Scrivendo di Galatro non si può non evidenziare il rapporto che, nel corso dei secoli, l’arte ha avuto con la Chiesa di Galatro: una realtà affascinante e misteriosa che è maturata e cresciuta nel tempo e che, ancora oggi, l’attenzione verso queste grandi opere contribuisce a rendere grande Galatro e la sua storia. Il maestoso Trittico della Chiesa di san Nicola è un’opera d’arte rinascimentale nella quale si può scoprire tutto un “universo” che porta scolpito addosso: un capolavoro di marmo che è la testimonianza più eloquente del connubio tra fede e arte nella storia di Galatro. Nel 1911 i funzionari della Soprintendenza di Napoli lo hanno attribuito ad Antonello Gagini ma, ancora oggi, non si hanno notizie certe sulla reale paternità, e anche se non si ha la certezza che sia opera del Gagini, possiamo dire lo stesso che è una splendida opera d’arte formata da tre statue stupende di pregevole valore. A guardarlo attentamente si può scorgere la ricchezza artistica e architettonica che la grandiosità dell’altare “cela e dischiude”: la bellezza del Trittico testimonia la forza e la vitalità impareggiabile di una comunità colta che è stata sempre aperta alla cultura e all’arte in tutte le sue manifestazioni.

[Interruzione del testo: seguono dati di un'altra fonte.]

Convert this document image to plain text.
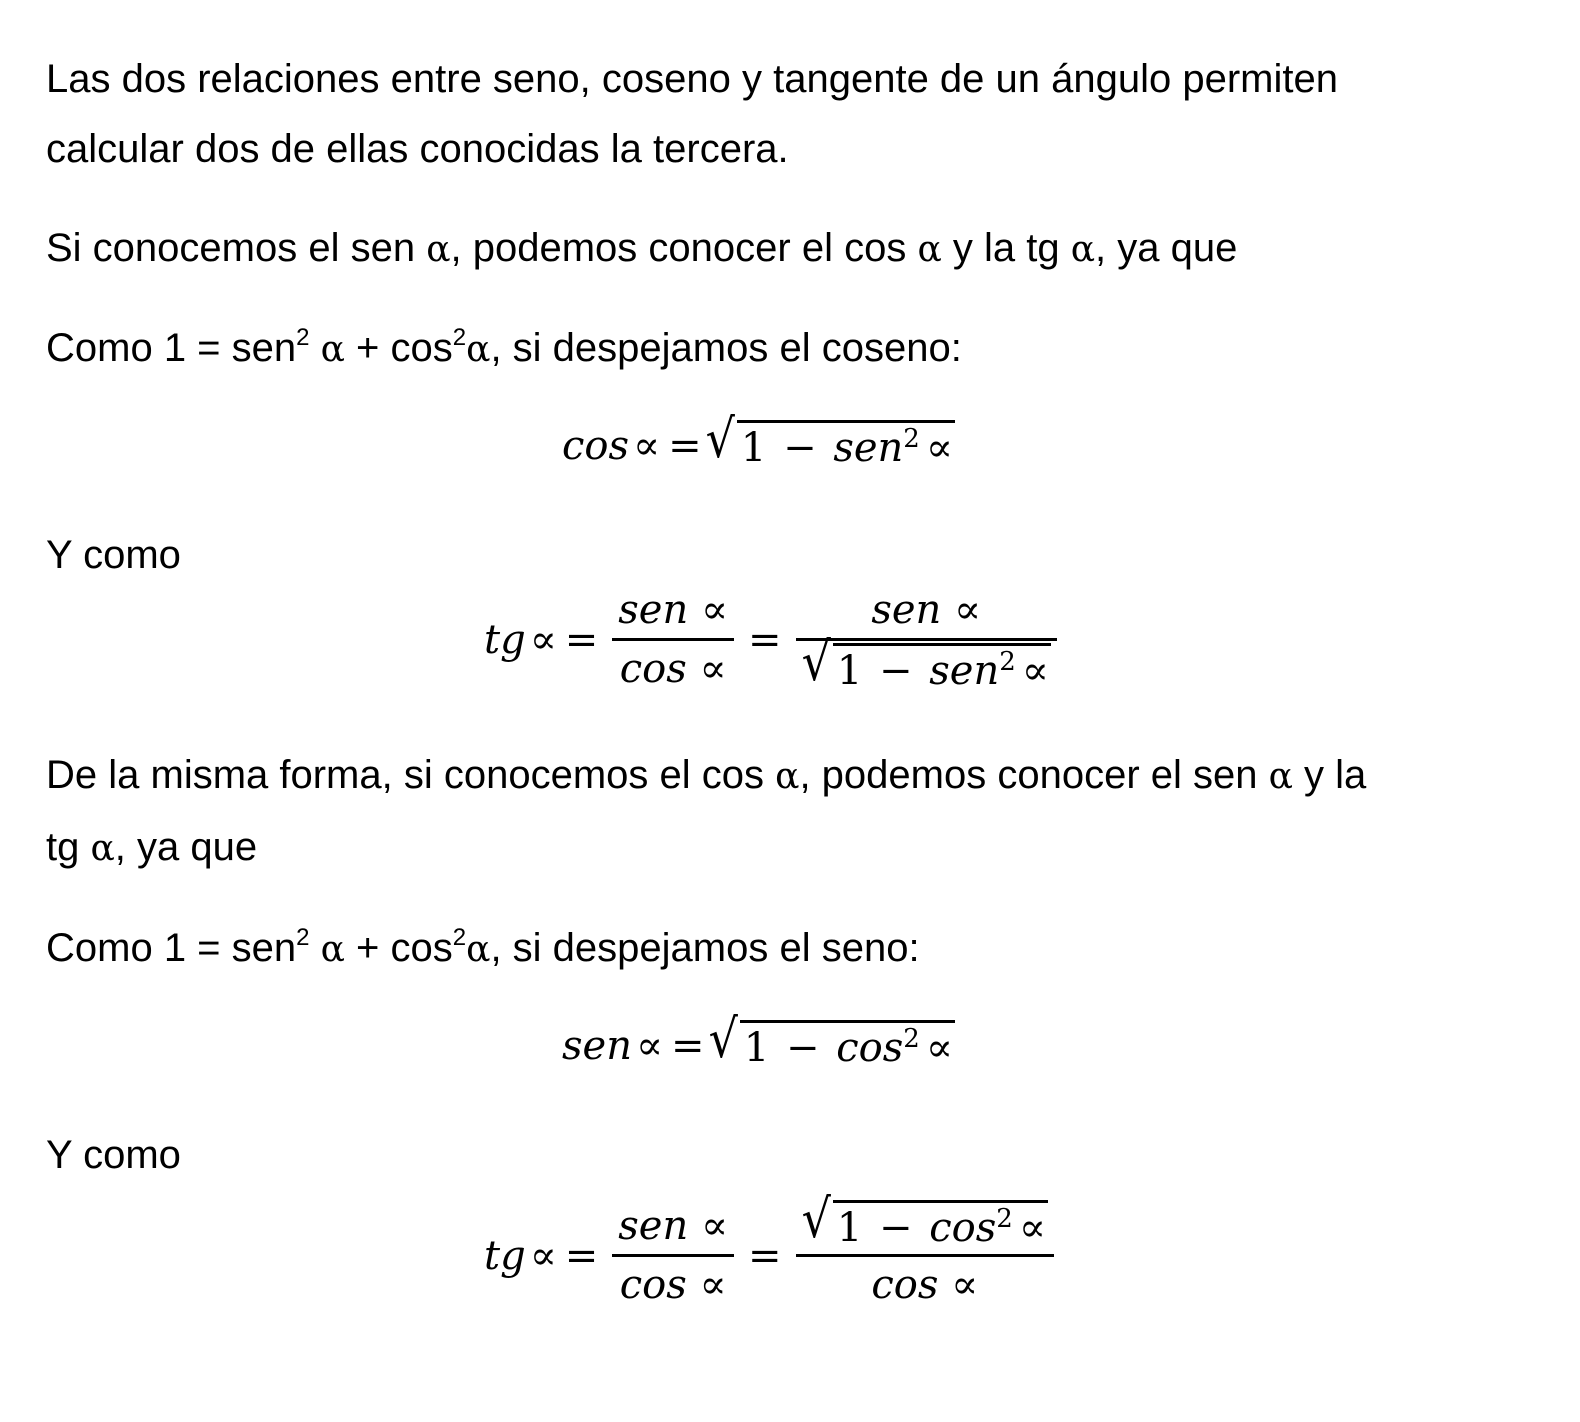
Las dos relaciones entre seno, coseno y tangente de un ángulo permiten
calcular dos de ellas conocidas la tercera.

Si conocemos el sen α, podemos conocer el cos α y la tg α, ya que

Como 1 = sen$^2$ $\alpha + \cos^2\alpha$, si despejamos el coseno:

cos ∝ = √ 1 − sen$^2$ ∝

Y como

tg ∝ = $\frac{\text{sen ∝}}{\cos \propto} = \frac{\text{sen ∝}}{√ 1 - sen^2 \propto}$

De la misma forma, si conocemos el cos α, podemos conocer el sen α y la
tg α, ya que

Como 1 = sen$^2$ $\alpha + \cos^2\alpha$, si despejamos el seno:

sen ∝ = √ $1 - \cos^2$ ∝

Y como

tg ∝ = $\frac{\text{sen ∝}}{\cos \propto} = \frac{√ 1 - \cos^2 \propto}{\cos \propto}$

Galatro è anche il paese della “Diga sul Metramo” un’opera, tanto impegnativa per le soluzioni tecniche e metodologiche adottate, alcune delle quali applicate, per la prima volta in Italia nelle strutture di dighe in materiali sciolti. Il tema della creazione di un serbatoio sul fiume Metramo, ha formato oggetto di studi, da parte della Cassa per il Mezzogiorno e del Consorzio di Bonifica della Piana di Rosarno, risalenti a molti anni addietro: gli studi ebbero a concretizzarsi con la presentazione, nell’ottobre 1962, di un progetto di massima concepito essenzialmente per poter derivare l’acqua a scopo irriguo durante la stagione estiva, invasando i serbatoi durante il periodo invernale. Dopo approfonditi studi, portati avanti con competenza e tenacia dai tecnici della Cassa per il Mezzogiorno, si è pervenuti, nel 1981, alla fase di realizzazione dello schema idrico avviando, la costruzione della diga sul fiume Metramo… Non vi è dubbio quindi che quest’opera, che consentirà l’utilizzazione di tanti milioni di metri cubi d’acqua, rendendo irrigue vaste zone di territorio, anche se ancora oggi non è nel pieno della sua utilizzazione, rappresenta uno dei punti basilari del processo di evoluzione del comprensorio della Piana di Gioia Tauro.

Quando si parla di Galatro il pensiero va, inevitabilmente all’acqua, ad un territorio ricco di acque: nel corso degli anni l’alveo del Metramo, ma anche il fiume Fermano, sono andati ricoprendosi di una lussureggiante vegetazione fino a costituirne, nella loro forma attuale, un ambiente di incomparabile bellezza e suggestione, dove l’acqua diventa elemento dominante, sia visivamente che concettualmente. L’acqua si concede liberamente e volendo si può andare alla “scoperta” del grande Metramo o delle “gole del Fermano”, facendoci trasportare in uno scenario che ha del fantastico: una mescolanza di verde, dato dalla natura rigogliosa, dove scorre il fiume rispecchiando il cielo terso; mentre il ritmo dell’acqua ci immerge in una tranquillità che pervade, facendoci scoprire degli angoli di incantevole bellezza.

Terme, monaci, boschi, diga, acqua, montagne, fiumi: Galatro vanta un patrimonio artistico e naturale che molti invidiano; ma a muoverci a parlare non è solo la preoccupazione un po’ “campanilistica” di far conoscere le “cose di casa nostra”, quanto il pensiero di riuscire a far trasparire l’enorme ricchezza insita nella nostra terra, un angolo ancora incontaminato dove, in mezzo a richiami naturali di grande bellezza, esistono ancora dei posti dove è possibile riscoprire il fascino di un felice impatto con le più genuine espressioni della natura.